If you can provide more information about your data (the name of the table(s), the geographic level you selected, and the options you chose in the Race/Ethnicity Breakdown popup), I can try to look into why your estimate differs from the publication.

Dave Van Riper

Hello Dave,

Thanks so much for your response! It’s very reassuring that you were able to replicate the N’s from the publication. I’d be happy to provide the additional information you requested:

Geographic level: Census tract (by state-county)
Race/Ethnicity Breakdown: Asian Indian Alone (400-401)

For additional context, we chose Census tract as we have census tract level exposures we were hoping to merge onto the dataset for additional analyses. I had calculated my total Asian Indian Alone population by adding together all of the census-specific n’s after applying the restrictions above. Please let me know if there’s any other information that I can provide that might be helpful!

Kind regards,


Dear Joey,

For the 2010 Summary File 2, the Census Bureau uses suppression when there are fewer than 100 people identifying as a specific detailed race/ethnicity group in a specific geographic unit. Thus, while there were a certain number of Asian Indians in the entire US, not all census tracts contained 100 Asian Indians. When there were fewer than 100 Asian Indians in a census tract, the Bureau suppressed the Asian Indian count for that tract. The specific text from the Bureau’s technical documentation is:

The presentation of SF 2 tables for any of the 331 population groups is subject to
a population threshold of 100 or more people. That is, if there are fewer than 100 people in a specific
population group in a specific geographic area, their population and housing characteristics data are not available for that geographic area in SF 2

When you sum the Asian Indian count for census tracts, the nationwide total will be reduced because of suppression.
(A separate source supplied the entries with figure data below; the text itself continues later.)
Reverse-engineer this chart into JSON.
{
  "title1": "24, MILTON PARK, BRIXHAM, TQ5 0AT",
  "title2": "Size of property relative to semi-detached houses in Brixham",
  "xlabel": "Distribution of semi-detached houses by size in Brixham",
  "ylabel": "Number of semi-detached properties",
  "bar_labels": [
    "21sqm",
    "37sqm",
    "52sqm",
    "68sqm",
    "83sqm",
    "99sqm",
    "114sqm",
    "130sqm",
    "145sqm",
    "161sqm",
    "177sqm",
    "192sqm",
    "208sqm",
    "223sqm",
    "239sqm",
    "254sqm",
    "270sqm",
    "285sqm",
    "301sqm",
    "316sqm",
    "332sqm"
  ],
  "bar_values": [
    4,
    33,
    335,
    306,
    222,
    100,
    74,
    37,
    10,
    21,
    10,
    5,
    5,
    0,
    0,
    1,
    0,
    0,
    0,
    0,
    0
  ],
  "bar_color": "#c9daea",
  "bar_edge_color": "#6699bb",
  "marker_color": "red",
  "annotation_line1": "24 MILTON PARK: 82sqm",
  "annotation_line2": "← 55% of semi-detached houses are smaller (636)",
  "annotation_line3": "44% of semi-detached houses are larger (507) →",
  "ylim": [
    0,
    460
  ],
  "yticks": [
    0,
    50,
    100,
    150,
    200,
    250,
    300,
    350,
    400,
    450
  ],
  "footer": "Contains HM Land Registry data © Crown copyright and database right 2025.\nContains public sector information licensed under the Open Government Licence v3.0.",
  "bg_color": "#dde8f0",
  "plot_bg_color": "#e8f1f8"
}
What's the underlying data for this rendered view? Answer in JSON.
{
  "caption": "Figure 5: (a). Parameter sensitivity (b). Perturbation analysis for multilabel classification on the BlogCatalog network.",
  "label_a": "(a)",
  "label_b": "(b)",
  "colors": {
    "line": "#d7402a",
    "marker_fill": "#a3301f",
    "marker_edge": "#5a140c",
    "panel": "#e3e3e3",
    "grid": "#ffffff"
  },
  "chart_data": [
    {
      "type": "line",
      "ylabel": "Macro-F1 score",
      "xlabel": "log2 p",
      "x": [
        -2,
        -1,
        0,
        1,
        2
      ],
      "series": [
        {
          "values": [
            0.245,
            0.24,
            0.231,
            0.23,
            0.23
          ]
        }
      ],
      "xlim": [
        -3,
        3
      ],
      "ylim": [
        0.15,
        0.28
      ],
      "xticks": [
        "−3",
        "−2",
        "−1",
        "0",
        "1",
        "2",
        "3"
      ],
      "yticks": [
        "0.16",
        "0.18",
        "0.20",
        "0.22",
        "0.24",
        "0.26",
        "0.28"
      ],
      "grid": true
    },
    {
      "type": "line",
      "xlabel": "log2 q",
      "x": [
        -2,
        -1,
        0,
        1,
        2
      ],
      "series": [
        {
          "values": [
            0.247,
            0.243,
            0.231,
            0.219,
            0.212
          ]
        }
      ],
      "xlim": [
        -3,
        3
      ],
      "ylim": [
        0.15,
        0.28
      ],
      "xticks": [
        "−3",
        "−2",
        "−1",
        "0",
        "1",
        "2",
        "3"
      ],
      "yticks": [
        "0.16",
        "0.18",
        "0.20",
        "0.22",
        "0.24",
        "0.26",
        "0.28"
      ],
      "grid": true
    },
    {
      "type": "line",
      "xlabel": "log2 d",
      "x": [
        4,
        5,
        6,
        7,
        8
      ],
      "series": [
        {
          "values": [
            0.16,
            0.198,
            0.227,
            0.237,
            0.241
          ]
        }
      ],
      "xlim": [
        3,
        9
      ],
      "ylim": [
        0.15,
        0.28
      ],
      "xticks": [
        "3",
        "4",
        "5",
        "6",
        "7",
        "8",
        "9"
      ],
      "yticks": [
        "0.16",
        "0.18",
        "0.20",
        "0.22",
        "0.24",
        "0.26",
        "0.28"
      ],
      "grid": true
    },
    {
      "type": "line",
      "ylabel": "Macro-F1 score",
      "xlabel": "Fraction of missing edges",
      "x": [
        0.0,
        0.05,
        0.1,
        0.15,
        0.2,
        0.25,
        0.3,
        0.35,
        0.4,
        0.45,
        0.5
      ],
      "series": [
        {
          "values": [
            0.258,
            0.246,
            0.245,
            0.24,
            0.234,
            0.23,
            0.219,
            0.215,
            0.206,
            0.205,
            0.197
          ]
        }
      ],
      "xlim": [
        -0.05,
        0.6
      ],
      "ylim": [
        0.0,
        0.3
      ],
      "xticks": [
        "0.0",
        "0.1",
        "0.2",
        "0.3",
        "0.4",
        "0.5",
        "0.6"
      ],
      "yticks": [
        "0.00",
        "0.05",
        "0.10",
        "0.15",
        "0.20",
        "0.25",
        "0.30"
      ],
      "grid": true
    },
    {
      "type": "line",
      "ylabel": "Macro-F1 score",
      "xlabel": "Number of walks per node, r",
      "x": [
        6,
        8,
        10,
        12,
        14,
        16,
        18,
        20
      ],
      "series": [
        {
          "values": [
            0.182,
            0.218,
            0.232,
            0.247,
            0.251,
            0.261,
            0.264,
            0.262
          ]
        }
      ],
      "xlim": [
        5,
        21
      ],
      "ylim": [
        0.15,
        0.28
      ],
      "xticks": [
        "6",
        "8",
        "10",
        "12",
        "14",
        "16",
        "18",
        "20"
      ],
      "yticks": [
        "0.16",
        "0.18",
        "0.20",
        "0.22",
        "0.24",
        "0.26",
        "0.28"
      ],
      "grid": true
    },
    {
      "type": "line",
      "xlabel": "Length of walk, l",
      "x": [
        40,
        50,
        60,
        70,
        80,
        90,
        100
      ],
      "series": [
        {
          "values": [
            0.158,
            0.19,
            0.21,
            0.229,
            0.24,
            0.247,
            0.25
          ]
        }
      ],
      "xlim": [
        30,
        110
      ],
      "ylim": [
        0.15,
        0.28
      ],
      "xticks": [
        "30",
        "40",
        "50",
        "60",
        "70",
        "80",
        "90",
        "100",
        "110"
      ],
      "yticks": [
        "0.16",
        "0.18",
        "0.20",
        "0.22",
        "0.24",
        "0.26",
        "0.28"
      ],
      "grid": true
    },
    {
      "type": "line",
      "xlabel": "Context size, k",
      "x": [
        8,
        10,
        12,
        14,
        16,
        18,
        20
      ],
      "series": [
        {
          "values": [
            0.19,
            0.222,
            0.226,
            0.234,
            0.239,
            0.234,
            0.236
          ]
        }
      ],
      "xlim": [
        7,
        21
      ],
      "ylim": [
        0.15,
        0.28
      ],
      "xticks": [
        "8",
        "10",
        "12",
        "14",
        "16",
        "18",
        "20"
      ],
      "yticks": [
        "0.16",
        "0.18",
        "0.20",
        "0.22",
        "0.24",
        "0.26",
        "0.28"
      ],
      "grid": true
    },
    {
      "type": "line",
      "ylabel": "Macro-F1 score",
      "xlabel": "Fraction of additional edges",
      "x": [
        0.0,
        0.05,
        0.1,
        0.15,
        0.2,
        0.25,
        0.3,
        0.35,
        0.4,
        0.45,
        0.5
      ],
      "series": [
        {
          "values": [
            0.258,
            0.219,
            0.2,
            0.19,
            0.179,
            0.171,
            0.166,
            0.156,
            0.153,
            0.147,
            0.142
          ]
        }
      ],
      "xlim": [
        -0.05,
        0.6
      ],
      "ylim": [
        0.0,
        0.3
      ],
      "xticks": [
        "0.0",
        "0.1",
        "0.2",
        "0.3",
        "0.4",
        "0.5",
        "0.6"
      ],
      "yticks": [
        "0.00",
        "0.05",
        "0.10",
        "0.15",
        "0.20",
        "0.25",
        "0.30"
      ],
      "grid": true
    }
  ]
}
Essentially, the census tracts you have data for are those with more than 100 Asian Indians, but you don’t have data for all Asian Indians in the US.


Hello Dave,

Thank you for your response; this makes a lot of sense! For our analyses, we are especially interested in these smaller pockets of Asian Indian folks; so we would like to include them if at all possible. However, it seems like this characteristic is something that is baked into data. If I have to use census tracts as my geographic unit, do you have any recommendations or suggestions for how I might be able to get around the population suppression? If not, no worries - this has all been extremely helpful in understanding the data available! Thanks!



Dear Joey,

The Census Bureau’s suppression rules were implemented to protect the privacy and confidentiality of respondents, and there isn’t any way to recover tract-level counts of Asian Indians for counts < 100.

You could develop a model to estimate Asian Indians at the tract level using other data (e.g., city-level counts of Asian Indians and tract-level counts of Asians, or other combinations of data). That’s far beyond my expertise, and there will definitely be uncertainty in your estimation.

The nice thing about the tract-level data you do have is a sense of certainty - there are 100 Asian Indians in the tract data from 2010 SF2. Thus, if you say that census tract X has residents identifying as Asian Indian, you can be certain that’s the case.

Dave Van Riper